Vuelve a despertarse. Ve que se ha hecho de noche. Se inquieta y mira alrededor. Han quedado apenas unos pocos pasajeros. No sabe dónde está, no reconoce el paisaje. Se reclina sobre le ventanilla y se enfrenta a su propio reflejo. Queda mudo cuando del otro lado del vidrio aparece la cara del fantasma golpeando la ventanilla, mirándolo. Se echa hacia atrás de un salto, se cae del asiento y gatea hasta reincorporarse, jadeante, presa del pánico. Ahora no ve a nadie en el vagón. Espera despertarse. No despierta. Por la ventanilla ve los paisajes de su laptop en blanco y negro, difuminados. Aprieta los ojos y los vuelve a abrir, pero todo sigue igual, un ámbito onírico, opresivo. Se ve a sí mismo y no se reconoce. Ahora es el anciano de la guardería de bicicletas, con la sonrisa desdentada mofándose de su obsesión. Y él se ve tirado en el piso, sentado con la espalda contra las puertas laterales, tomándose la cabeza con ambas manos mientras en el exterior pasan los paisajes, los días con sus soles fugaces, las noches con sus lunas cambiantes, las estaciones mutando, las ciudades borroneadas de su sueño. Siente que le ha crecido la barba. ¿O lo ha soñado? ¿O es una simbiosis de su obsesión?

De repente, una luz lo despierta. Ve que está llegando a la estación, a su estación, al fin. Se levanta. El tren no aminora su marcha. Hiro corre hasta el final del vagón, pasa al siguiente, y al otro. Llega al final del tren y se detiene en la puerta del vagón de cola, mirando hacia afuera. La estación queda atrás, y por la ventanilla, mientras golpea desesperadamente con sus puños, se ve a sí mismo parado en el andén, a un metro exacto de la vía, prolijo, de traje y con su mochila, solo, perplejo, mirándose, mientras el reloj electrónico muestra los ochos luminosos de su colapso.

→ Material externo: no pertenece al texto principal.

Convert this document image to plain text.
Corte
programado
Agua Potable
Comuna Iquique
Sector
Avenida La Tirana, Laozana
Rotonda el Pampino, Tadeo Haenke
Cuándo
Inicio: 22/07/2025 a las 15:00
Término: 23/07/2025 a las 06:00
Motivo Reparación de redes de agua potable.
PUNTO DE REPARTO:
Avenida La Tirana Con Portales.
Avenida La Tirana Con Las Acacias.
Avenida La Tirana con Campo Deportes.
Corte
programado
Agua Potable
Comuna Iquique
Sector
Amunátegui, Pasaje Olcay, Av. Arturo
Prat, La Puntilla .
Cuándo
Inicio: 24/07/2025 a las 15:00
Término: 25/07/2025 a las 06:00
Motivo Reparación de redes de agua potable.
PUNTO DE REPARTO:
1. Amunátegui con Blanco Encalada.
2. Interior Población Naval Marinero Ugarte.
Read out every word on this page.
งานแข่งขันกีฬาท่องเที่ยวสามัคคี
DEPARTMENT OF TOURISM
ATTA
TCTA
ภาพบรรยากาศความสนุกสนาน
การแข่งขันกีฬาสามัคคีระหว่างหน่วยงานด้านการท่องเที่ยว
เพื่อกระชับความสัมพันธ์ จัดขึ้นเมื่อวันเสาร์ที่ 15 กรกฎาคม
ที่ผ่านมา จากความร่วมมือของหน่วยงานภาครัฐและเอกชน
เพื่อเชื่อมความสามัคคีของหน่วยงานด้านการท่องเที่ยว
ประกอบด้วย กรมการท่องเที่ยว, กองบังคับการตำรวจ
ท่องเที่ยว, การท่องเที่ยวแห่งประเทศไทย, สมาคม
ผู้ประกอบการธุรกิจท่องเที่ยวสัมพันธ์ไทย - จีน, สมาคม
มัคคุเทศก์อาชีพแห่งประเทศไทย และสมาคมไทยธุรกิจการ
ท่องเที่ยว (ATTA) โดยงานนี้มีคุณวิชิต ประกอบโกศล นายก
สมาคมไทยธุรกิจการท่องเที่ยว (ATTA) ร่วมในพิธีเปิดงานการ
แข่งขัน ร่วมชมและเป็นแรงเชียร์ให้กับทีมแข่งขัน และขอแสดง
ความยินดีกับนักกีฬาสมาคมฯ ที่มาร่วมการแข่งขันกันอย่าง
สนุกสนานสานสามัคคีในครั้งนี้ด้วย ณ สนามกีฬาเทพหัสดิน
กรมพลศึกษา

[1] Fantasma, en japonés (幽霊)
[2] Versión japonesa del Tai Chi Chuan
[3] En el mundo occidental, se conoce como otaku a la persona que es fanática del manga (historieta tradicional japonesa) y del animé (dibujo animado derivado del manga).
[4] Manga para niños, con temas de aventura.
[5] Manga para niñas, con historias mayormente románticas.
[6] Distrito del centro de Tokio, famoso por sus tiendas de artículos electrónicos que en años recientes se ha popularizado como centro de reunión de los fanáticos de los videojuegos, el manga y el animé.